Oscar_Cunningham comments on Conceptual Analysis and Moral Theory - Less Wrong

60 Post author: lukeprog 16 May 2011 06:28AM

You are viewing a comment permalink. View the original post to see all comments and the full post content.

Comments (456)

You are viewing a single comment's thread. Show more comments above.

Comment author: komponisto 16 May 2011 03:11:30PM 9 points [-]

Well, of course Bayesianism is your friend here. Probability theory elegantly supersedes the qualitative concepts of "knowledge", "belief" and "justification" and, together with an understanding of heuristics and biases, nicely dissolves Gettier problems, so that we can safely call "knowledge" any assignment of high probability to a proposition that turns out to be true.

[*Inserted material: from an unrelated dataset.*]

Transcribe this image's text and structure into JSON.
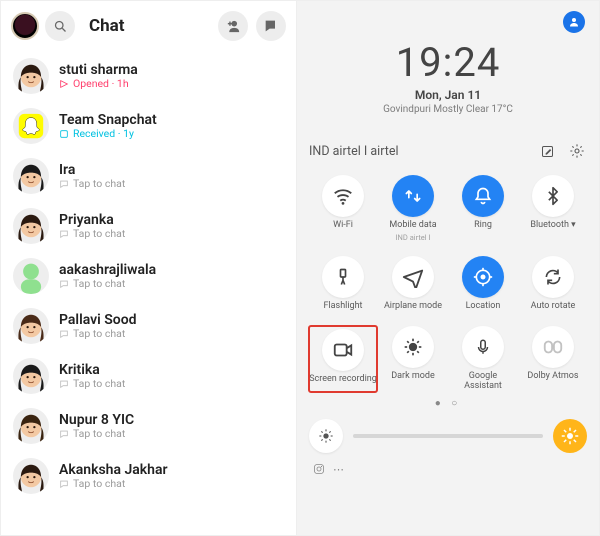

For example, take the original Gettier scenario. Since Jones has 10 coins in his pocket, P(man with 10 coins gets job) is bounded from below by P(Jones gets job). Hence any information that raises P(Jones gets job) necessarily raises P(man with 10 coins gets job) to something even higher, regardless of whether (Jones gets job) turns out to be true.

The psychological difficulty here is the counterintuitiveness of the rule P(A or B) >= P(A), and is in a sense "dual" to the conjunction fallacy. Just as one has to remember to subtract probability as burdensome details are introduced, one also has to remember to add probability as the reference class is broadened. When Smith learns the information suggesting Jones is the favored candidate, it may not feel like he is learning information about the set of all people with 10 coins in their pocket, but he is.

In your example of the book by Mr. X, we can observe that, because Mr. X was constitutionally compelled to write truthfully about his mother's socks, your belief about that is legitimately entangled with reality, even if your other beliefs aren't.

Comment author: Oscar_Cunningham 16 May 2011 04:06:32PM *  2 points [-]

I think that while what you define carves out a nice lump of thingspace, it fails to capture the intuitive meaning of the word probability. If I guess randomly that it will rain tomorrow and turn out to be right, then it doesn't fit intuition at all to say I knew that it would rain. This is why the traditional definition is "justified true belief" and that is what Gettier subverts.

You presumably already know all this. The point is that Tyrrell McAllister is trying (to avoid trying) to give a concise summary of the common usage of the word knowledge, rather than to give a definition that is actually useful for doing probability or solving problems.